Like many, I did not always harbour the desire to work in tax.
However, taxation is an area that attracts a great deal of discussion in the boardroom and it is also an area that is steeped in history.
(Look at the Boston Tea Party protest against taxation without representation; Henry David Thoreau’s ‘Civil Disobedience’ in refusing to pay taxation in protest against war; Albert Einstein’s declaration that the hardest thing in the world to understand is taxation, and the imprisonment of Al Capone).
Many of the people who work as tax advisers start in audit, accountancy, in HM Revenue & Customs or in other areas of law and then move into taxation due to the challenges posed by complex structuring and legislation that changes regularly.
International tax planning and transfer pricing offer further challenges in that it is essential to have an understanding of the interaction of taxation with other key business areas to ensure that value benefits can be maximised for clients.
This should be of interest to students who like to see the impact of their advice on business profits.
I commenced my academic career at the London School of Economics and Political Science reading Economics. I worked at Arthur Andersen during the summer and was able to obtain an excellent insight into a career in taxation.
I joined a large accounting firm after graduation (after realising I was not going to make it in the British Basketball League) and completed a three-year training contract to train as a Chartered Accountant.
Most firms offer students the opportunity to work in different areas including audit, accountancy, taxation, transaction support, corporate finance, etc, allowing you the opportunity to choose a field that is best suited to your skills and interests.
Whilst it is important to assess where you will be most effective, many firms will offer you the opportunity for secondments or internal moves post-qualification and there are also many opportunities to travel and assess the interaction of taxes in a number of jurisdictions.
This will ensure that you find the right place for you (which is as much in the interests of your employer as it is in your own).
On completion of my exams as a Chartered Accountant, I qualified as a Chartered Tax Adviser and then wrote a thesis on modernising the UK tax system whilst maintaining the competitiveness of the UK economy – this thesis was accepted by The Chartered Institute of Taxation and I was awarded Fellowship status at the age of 26.
I then went on to achieve my Master’s in Taxation Law.
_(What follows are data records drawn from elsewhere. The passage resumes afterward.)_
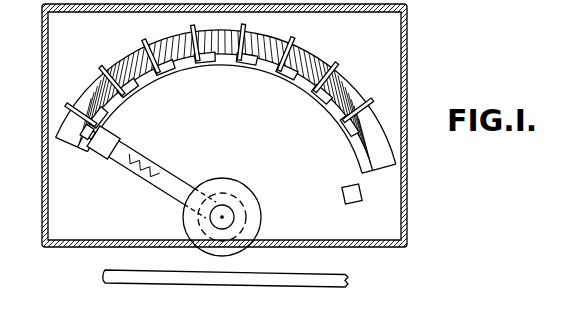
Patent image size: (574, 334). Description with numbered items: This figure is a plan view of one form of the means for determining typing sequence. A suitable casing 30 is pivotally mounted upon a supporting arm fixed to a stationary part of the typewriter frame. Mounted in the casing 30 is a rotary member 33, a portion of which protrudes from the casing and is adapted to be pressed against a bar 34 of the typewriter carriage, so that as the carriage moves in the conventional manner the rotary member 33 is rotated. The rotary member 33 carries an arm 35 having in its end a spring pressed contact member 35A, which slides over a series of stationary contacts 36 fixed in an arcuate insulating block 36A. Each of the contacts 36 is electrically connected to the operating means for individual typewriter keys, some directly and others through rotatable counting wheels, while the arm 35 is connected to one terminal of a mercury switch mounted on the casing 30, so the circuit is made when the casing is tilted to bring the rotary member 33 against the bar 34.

The casing 30 is at (406, 208).
The rotary member 33 is at (256, 197).
The bar 34 is at (320, 287).
The arm 35 is at (178, 176).
The spring pressed contact member 35A is at (104, 131).
The stationary contacts 36 is at (157, 76).
The arcuate insulating block 36A is at (355, 93).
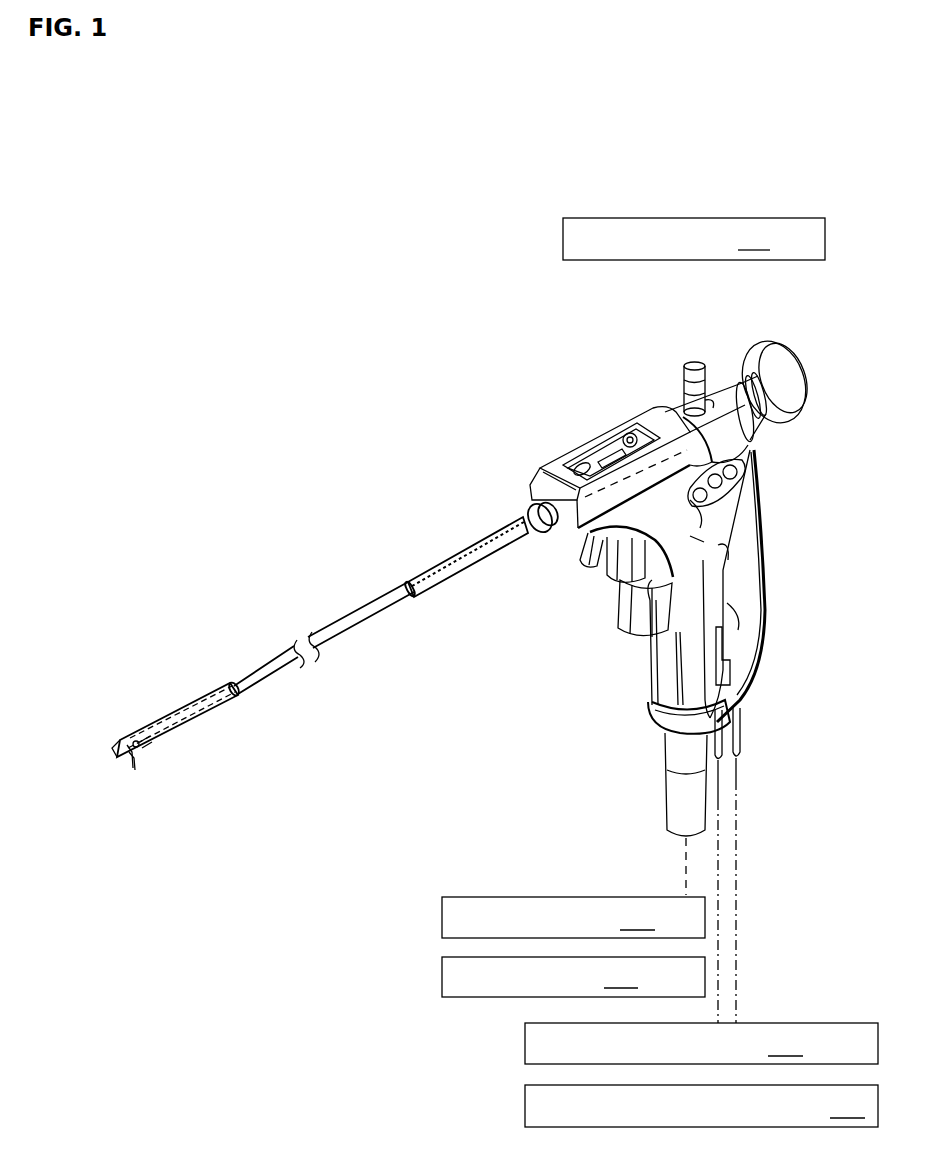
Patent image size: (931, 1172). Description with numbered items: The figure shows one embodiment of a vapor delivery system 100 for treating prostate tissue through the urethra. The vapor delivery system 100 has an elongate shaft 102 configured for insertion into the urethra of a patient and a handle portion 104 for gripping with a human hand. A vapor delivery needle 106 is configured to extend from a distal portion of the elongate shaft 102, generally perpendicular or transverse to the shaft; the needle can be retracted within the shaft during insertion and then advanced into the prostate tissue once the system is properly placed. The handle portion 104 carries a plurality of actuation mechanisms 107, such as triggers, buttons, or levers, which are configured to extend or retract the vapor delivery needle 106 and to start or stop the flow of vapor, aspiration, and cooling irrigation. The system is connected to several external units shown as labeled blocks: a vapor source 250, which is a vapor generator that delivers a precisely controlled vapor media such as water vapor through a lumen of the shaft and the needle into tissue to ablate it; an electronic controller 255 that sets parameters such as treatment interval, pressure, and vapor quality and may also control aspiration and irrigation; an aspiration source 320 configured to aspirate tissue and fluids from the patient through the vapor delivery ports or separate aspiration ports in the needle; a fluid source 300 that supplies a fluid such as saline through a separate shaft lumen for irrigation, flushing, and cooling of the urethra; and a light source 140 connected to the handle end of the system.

The vapor delivery system 100 is at (365, 378).
The elongate shaft 102 is at (260, 665).
The handle portion 104 is at (767, 587).
The vapor delivery needle 106 is at (137, 767).
The actuation mechanisms 107 is at (605, 590).
The light source 140 is at (694, 357).
The vapor source 250 is at (686, 957).
The controller 255 is at (573, 977).
The aspiration source 320 is at (736, 1085).
The fluid source 300 is at (701, 1106).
It should be noted that a stream of tax qualifications is not essential to a career in taxation – however, the CTA and ACA qualifications are highly respected internationally and offer the opportunity for students to work and study simultaneously which suits many individuals who could not afford the opportunity for further study on a full-time basis postgraduation.
In 2003, I took the opportunity to work in industry for a few years which significantly improved the quality of my own advice as I was forced to think about business services from the perspective of the client and work with operational departments who had not considered the impact of taxation on business.
My own firm
I then returned to one of the ‘Big Four’ accounting firms before establishing Alvarez & Marsal Taxand UK in October 2007.
During my career, I have provided international taxation and transfer pricing advice to the largest multinationals across the globe; however, there have also been opportunities to assist growing funds and businesses.
Whether you choose to specialise in particular market segments, industries or specialisms is entirely up to you and this decision may be taken over time as you develop your skills and interests.
Options for future tax professionals
A career in taxation is competitive and challenging; however, there are also many benefits including the ability to design structures from scratch for clients, enter into strategic negotiations with tax authorities, operate as an extension of your client’s tax department, and become involved in the shaping of tax legislation through consultations with tax authorities.
There are many options in terms of where you choose to work: the ‘Big Four’ and other accountancy firms; law firms; the civil service (e.g. HMRC); industry; or you could even establish your own firm with like-minded partners as I did, if you feel that this is the best way to provide clients with the service that they require.
Whatever your choice, I wish you good luck.